- Type: Ballistic missile strikes
- Location: Rehovot, Israel
- Target: Weizmann Institute of Science
- Date: 15 June 2025
- Executed by: Iran
- Outcome: 90% of the institute's structures sustained damage; 25% of the institute's operations suspended; 2 billion shekels in damages;
- Casualties: None

= Iranian strikes on the Weizmann Institute of Science =

2025 Iranian strikes

On 15 June 2025, Iran launched ballistic missile strikes on the Weizmann Institute of Science, a scientific and military research facility in Rehovot, Israel, targeting and demolishing multiple facilities within the complex and inflicting considerable damage. Approximately 45 research laboratories in the Weizmann Institute sustained damage, impacting an estimated 400 to 500 researchers.

==Background==
Israel has assassinated a number of Iranian nuclear scientists, in a bid to undermine Iran's nuclear program. The Weizmann Institute was reported to have collaborative research projects with Israeli defense companies.

==Damage==
Approximately 90 percent of the structures in the institute were damaged, ranging from direct missile impacts to collateral consequences like shock waves, shrapnel, and fires. This damage included broken windows, collapsed laboratory floors, ruined electrical systems, and water damage resulting from firefighting efforts. The institute's Planetary Sciences Building, containing geochemistry laboratories and other chemistry-related programs, suffered significant damage from the shock waves generated by the missiles.
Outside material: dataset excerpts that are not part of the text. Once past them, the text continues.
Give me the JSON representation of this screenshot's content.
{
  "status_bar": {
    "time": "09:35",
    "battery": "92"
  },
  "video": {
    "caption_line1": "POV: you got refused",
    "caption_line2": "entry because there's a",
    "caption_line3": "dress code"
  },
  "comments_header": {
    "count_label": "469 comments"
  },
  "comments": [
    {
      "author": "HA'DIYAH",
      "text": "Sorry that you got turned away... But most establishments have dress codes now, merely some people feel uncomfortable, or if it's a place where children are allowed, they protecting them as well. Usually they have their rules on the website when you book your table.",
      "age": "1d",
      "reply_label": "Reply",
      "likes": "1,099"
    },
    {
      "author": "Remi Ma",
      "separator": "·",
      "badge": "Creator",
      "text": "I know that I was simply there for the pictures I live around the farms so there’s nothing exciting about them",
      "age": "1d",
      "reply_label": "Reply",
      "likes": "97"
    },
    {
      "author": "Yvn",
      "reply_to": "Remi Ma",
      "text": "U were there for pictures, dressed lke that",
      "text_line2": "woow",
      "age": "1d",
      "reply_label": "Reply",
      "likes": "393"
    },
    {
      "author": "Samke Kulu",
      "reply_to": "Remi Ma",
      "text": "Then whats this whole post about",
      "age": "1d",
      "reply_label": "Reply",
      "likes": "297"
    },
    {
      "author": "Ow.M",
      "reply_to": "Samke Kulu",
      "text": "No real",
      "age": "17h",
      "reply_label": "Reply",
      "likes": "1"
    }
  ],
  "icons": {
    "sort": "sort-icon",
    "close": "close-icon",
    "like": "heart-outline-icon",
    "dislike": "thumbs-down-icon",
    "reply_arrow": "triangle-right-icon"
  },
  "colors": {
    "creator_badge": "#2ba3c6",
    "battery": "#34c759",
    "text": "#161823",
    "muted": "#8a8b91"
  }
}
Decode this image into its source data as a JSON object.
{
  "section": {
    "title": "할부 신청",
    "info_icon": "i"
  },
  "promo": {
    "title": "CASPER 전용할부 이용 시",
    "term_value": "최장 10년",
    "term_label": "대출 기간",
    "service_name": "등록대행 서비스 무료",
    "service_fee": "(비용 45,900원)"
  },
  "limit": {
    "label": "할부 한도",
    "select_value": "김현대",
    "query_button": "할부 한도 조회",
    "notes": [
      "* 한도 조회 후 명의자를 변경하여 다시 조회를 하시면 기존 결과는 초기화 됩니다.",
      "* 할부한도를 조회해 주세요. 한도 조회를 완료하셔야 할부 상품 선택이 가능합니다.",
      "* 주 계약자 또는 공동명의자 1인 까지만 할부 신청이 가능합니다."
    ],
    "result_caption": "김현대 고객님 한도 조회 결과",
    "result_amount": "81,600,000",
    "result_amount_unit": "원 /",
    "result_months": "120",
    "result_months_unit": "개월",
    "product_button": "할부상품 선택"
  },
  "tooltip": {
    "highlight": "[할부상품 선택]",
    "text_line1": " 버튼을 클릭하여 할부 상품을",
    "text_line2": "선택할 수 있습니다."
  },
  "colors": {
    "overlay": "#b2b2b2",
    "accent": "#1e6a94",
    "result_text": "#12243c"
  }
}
Alon Khen, the director of the institute, stated that the strikes had destroyed 22 laboratories, 112 university buildings, and two primary administration structures. Around 25% of the institute's operations were suspended.

Officials from the Weizmann Institute told a session of the Knesset Finance Committee that the damage inflicted on the institute totalled two billion shekels (approximately $600 million).

==Reaction==

Yoel Gazansky, a specialist in Iranian affairs at the Israeli Institute for National Security Studies, said the Weizmann Institute had been regarded as a "symbol of Israel's scientific and technological advancement", and that Iran was conveying through this attack that "if you harm our scientists, we will retaliate by targeting your scientific personnel."